- Reds10 delivered a full‑scale modular prototype of a standardised Hospital 2.0 inpatient bedroom, enabling the NHP to test clinical functionality, digital integration and operational workflows before national rollout.
- The prototype reduces risk and accelerates delivery, allowing more than 1,500 stakeholders to review and refine the design early.
- Built in just 30 days at Reds10’s advanced offsite facility, the prototype demonstrates the sustainability, efficiency and accuracy of industrialised construction.
Reds10 delivered a full‑scale modular prototype of a standardised Hospital 2.0 inpatient bedroom, enabling the New Hospital Programme to test clinical functionality, digital integration and operational workflows before national rollout.
The prototype reduces risk and accelerates delivery, allowing more than 1,500 stakeholders to review and refine the design early—avoiding costly late‑stage changes and supporting the NHS’s push for standardised, repeatable hospital construction.
Built in just 30 days at Reds10’s advanced offsite facility, the prototype demonstrates the sustainability, efficiency and accuracy of industrialised construction, supporting the NHS’s long‑term Net Zero and modernisation goals.
What Reds10 Delivered
The New Hospital Programme (NHP) commissioned Reds10 to deliver a full scale modular prototype of a standardised inpatient bedroom, designed to accelerate the government’s Hospital 2.0 programme. Hospital 2.0 is the NHP’s new approach to delivering the next generation of hospitals—standardised, repeatable, and clinically optimised spaces designed for faster and more cost effective construction.
This allowed the NHP to test the room as a complete operational environment, ensuring it meets clinical, estates, digital, infection control and patient experience requirements.
Reds10 produced a prototype that includes:
- a fully furnished inpatient bedroom
- an ensuite bathroom pod
- the adjoining corridor space
The prototype enables the NHP to evaluate functionality before full-scale national deployment, ensuring a “right‑first‑time” approach to the construction of future hospitals across England.
DELIVERING A FUTURE READY HEALTHCARE ENVIRONMENT
This prototype plays a critical role in validating:
- spatial layout and clinical workflow
- mechanical, electrical and plumbing (MEP) interfaces
- accessibility and operational efficiency
- integration of digital systems and modern technologies
By prototyping early, the NHP can resolve design challenges in a controlled environment rather than on live hospital construction sites, significantly reducing project risk.
The model also supports patient safety improvements, infection control optimisation, and design refinements that would be difficult to achieve late in the programme.
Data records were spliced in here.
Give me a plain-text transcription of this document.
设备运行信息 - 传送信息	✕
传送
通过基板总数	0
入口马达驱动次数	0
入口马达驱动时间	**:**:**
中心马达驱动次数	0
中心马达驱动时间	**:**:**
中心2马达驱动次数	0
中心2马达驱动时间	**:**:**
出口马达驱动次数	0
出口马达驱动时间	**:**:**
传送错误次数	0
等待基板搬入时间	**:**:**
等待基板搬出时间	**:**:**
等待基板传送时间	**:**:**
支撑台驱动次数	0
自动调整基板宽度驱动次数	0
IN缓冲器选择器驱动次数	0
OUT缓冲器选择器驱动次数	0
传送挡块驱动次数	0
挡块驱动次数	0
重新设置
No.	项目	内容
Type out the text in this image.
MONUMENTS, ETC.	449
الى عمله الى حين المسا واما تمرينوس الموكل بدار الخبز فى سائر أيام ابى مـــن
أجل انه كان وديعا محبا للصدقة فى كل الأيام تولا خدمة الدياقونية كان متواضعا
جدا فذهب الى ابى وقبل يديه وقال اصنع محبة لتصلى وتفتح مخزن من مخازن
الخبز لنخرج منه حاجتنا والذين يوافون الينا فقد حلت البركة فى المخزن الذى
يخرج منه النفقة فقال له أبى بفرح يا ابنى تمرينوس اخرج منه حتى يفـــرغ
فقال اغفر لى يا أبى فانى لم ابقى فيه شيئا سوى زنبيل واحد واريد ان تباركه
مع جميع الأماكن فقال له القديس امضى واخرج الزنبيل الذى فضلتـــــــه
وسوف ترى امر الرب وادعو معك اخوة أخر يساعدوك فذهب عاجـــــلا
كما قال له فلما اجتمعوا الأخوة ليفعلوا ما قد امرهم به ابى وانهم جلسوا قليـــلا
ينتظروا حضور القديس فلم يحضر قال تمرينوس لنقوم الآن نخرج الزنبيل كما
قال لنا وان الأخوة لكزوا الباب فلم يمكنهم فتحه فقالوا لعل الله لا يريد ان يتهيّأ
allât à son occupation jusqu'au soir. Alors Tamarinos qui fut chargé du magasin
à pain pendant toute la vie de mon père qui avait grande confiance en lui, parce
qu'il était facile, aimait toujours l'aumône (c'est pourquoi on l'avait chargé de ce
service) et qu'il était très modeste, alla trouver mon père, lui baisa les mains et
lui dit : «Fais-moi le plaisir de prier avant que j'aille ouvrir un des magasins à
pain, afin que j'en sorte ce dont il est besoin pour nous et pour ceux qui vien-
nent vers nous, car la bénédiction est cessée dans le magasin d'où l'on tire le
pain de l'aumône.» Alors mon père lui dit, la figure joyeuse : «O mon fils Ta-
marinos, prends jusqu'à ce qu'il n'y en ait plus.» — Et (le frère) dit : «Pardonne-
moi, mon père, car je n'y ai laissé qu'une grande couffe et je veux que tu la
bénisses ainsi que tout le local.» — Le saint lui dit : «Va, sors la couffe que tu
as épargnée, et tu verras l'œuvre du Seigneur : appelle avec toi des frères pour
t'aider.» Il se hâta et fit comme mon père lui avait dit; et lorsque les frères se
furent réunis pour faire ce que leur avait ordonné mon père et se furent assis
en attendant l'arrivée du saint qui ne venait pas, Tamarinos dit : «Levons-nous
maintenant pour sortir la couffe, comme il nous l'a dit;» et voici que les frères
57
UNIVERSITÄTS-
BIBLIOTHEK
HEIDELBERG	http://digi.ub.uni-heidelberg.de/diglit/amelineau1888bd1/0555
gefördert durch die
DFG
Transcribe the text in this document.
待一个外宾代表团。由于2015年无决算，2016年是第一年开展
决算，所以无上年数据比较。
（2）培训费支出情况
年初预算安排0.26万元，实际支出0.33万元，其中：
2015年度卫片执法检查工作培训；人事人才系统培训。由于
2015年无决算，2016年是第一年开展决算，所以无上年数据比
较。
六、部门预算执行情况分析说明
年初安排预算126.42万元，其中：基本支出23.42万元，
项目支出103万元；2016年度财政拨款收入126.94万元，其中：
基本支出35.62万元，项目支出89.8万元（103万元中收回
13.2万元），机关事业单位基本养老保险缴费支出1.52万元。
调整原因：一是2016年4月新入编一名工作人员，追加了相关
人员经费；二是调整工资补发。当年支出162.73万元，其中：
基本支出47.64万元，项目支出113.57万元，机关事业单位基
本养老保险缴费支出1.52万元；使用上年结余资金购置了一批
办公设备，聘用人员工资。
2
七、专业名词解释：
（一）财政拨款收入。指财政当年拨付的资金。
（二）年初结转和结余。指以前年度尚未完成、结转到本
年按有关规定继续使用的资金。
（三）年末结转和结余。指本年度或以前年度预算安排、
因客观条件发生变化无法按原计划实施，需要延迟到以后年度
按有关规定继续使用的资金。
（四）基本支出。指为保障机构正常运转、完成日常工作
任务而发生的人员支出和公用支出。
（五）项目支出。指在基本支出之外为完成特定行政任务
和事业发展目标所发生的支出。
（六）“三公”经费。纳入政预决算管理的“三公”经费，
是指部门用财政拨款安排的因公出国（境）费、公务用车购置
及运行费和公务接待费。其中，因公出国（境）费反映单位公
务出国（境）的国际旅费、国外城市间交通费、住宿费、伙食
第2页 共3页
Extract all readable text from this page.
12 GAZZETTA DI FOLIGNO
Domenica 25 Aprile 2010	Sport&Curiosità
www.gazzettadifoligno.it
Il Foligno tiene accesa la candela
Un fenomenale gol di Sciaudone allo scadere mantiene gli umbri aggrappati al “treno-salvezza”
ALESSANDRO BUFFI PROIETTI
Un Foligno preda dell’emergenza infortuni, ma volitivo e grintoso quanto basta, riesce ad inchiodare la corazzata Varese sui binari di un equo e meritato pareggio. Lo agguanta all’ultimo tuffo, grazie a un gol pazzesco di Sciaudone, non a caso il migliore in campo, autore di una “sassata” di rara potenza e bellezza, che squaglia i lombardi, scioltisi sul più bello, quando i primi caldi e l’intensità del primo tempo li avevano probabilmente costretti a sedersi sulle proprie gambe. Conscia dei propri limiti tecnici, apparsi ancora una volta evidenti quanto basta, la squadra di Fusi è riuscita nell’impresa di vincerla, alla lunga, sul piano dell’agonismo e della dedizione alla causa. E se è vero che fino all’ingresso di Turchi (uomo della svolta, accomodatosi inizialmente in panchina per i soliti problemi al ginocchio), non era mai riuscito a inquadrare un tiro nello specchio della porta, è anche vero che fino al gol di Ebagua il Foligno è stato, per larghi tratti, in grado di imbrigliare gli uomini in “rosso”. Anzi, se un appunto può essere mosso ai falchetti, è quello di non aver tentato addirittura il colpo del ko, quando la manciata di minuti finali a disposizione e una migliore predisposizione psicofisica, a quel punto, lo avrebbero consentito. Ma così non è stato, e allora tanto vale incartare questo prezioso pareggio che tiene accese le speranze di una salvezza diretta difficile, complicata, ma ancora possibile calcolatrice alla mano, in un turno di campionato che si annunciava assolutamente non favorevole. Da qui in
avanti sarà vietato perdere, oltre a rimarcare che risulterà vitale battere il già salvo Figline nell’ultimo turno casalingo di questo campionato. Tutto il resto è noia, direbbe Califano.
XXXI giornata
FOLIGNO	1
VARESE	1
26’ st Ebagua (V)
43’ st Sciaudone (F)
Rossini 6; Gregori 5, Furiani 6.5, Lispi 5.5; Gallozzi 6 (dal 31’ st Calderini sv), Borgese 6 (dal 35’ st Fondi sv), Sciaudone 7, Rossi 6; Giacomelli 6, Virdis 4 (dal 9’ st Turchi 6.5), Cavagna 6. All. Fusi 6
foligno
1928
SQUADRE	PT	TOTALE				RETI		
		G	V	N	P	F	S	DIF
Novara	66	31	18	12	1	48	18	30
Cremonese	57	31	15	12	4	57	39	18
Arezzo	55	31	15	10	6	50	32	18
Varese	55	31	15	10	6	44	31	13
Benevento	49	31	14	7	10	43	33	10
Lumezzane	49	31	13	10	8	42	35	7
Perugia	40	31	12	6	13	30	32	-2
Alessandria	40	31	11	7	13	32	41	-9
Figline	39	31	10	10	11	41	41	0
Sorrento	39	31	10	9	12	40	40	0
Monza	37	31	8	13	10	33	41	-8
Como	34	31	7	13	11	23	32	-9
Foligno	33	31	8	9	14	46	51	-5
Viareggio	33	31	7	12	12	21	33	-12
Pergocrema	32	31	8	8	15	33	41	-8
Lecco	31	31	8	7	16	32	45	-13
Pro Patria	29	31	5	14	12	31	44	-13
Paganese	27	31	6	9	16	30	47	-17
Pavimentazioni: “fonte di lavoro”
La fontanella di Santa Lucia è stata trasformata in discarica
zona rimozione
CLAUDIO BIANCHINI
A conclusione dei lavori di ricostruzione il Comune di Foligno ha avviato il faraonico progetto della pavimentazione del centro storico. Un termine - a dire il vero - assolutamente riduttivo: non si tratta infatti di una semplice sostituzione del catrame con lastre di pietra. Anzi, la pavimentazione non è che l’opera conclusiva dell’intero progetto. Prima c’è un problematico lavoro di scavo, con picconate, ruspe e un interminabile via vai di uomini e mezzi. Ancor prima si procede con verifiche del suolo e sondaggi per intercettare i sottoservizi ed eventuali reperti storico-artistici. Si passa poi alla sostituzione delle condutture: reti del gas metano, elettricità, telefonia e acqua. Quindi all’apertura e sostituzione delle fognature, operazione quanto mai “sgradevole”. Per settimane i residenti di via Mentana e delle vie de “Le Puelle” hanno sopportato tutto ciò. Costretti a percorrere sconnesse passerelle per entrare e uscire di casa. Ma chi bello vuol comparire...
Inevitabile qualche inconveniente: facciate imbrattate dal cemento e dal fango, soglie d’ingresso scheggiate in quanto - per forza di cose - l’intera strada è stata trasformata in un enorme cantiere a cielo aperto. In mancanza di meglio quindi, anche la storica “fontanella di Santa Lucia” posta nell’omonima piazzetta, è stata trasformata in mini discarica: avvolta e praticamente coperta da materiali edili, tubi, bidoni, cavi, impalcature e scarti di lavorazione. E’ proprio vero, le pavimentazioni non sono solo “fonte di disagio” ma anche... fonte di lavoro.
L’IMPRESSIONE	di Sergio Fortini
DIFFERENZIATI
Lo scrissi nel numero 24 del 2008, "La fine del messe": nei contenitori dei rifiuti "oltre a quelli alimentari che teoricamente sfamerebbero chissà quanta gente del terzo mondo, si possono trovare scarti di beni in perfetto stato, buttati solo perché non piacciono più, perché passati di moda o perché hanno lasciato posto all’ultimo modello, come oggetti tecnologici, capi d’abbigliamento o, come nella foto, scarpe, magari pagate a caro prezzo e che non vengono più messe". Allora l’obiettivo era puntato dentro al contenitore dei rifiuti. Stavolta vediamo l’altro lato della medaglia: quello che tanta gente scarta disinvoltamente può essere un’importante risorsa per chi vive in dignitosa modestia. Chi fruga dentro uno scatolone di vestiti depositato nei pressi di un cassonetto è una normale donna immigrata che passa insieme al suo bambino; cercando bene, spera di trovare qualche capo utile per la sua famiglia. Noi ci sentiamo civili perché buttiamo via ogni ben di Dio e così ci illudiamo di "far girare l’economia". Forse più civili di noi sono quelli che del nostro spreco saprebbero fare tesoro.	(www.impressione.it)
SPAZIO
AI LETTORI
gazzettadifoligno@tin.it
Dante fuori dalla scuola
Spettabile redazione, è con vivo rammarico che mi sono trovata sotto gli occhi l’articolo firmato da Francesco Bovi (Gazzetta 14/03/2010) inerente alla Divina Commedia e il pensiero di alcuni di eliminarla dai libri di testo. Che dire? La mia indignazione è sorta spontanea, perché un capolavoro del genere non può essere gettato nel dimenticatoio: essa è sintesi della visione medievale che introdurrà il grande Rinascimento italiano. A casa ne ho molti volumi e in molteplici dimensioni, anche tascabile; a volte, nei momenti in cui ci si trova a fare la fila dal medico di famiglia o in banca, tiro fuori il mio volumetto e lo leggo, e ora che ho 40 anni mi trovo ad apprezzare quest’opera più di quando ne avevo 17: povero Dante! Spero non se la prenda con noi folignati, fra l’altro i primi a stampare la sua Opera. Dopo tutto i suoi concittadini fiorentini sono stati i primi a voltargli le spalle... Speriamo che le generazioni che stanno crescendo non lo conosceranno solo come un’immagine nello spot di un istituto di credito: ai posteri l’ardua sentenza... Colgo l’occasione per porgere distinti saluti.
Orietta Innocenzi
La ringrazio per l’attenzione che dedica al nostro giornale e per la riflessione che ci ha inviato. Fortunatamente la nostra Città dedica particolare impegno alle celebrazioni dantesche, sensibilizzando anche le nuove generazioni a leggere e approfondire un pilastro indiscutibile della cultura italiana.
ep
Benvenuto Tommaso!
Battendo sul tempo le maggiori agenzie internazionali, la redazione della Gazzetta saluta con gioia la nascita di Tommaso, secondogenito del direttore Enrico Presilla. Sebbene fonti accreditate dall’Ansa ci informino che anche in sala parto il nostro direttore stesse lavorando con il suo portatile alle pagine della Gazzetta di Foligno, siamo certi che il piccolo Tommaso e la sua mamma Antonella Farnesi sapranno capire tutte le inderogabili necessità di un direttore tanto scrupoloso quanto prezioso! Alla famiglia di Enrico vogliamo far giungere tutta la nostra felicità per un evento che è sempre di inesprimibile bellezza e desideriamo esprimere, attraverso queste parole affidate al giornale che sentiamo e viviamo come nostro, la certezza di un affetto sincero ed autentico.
DESIGN & LAYOUT HIGHLIGHTS
Internal Design
The room was developed through collaboration between clinical experts, technical specialists and user groups. It reflects:
- standardised bed positioning and clinical workflow routes
- patient centric layouts to support dignity and recovery
- integrated ensuite for improved infection control
- coordinated equipment zones and storage
- therapy, monitoring and digital ready features
This holistic design approach allows the NHS to assess how the space performs for all disciplines—nurses, therapists, estates teams, infection control specialists and patient forums.
External and Systems Integration
The corridor portion of the prototype allows the NHP to review:
- wayfinding and visibility lines
- logistics and equipment movement
- cleaning and maintenance access
- MEP service runs and coordination
This whole system testing is central to Hospital 2.0’s aim of avoiding costly late stage modifications.
SUSTAINABILITY AT THE HEART OF THE BUILD
The prototype demonstrates the potential of offsite industrialised construction to support the NHS’s long term sustainability goals. Reds10 manufactured the room at its 300,000 sq ft advanced facility in Driffield, which uses automated and data driven production processes to maximise efficiency and minimise waste.
Standardisation under Hospital 2.0 enables:
- improved material efficiency
- reduced carbon through repeatable manufacturing
- faster build cycles
- reduced disruption on hospital sites
- long-term operational efficiencies based on identical layouts
This modular approach supports the NHS’s commitments to Net Zero Carbon and resilient estate planning.
IMPACT & INNOVATION
Reds10’s delivery of the inpatient bedroom prototype is a cornerstone of the NHP’s Hospital 2.0 model.
The approach will:
- accelerate hospital delivery
- increase productivity through standardisation
- reduce overall programme costs
- ensure facilities are clinically tested and future ready
- create a national library of components and learning for ongoing iterations
If adopted, the room will become the standardised inpatient bedroom across the entire New Hospital Programme.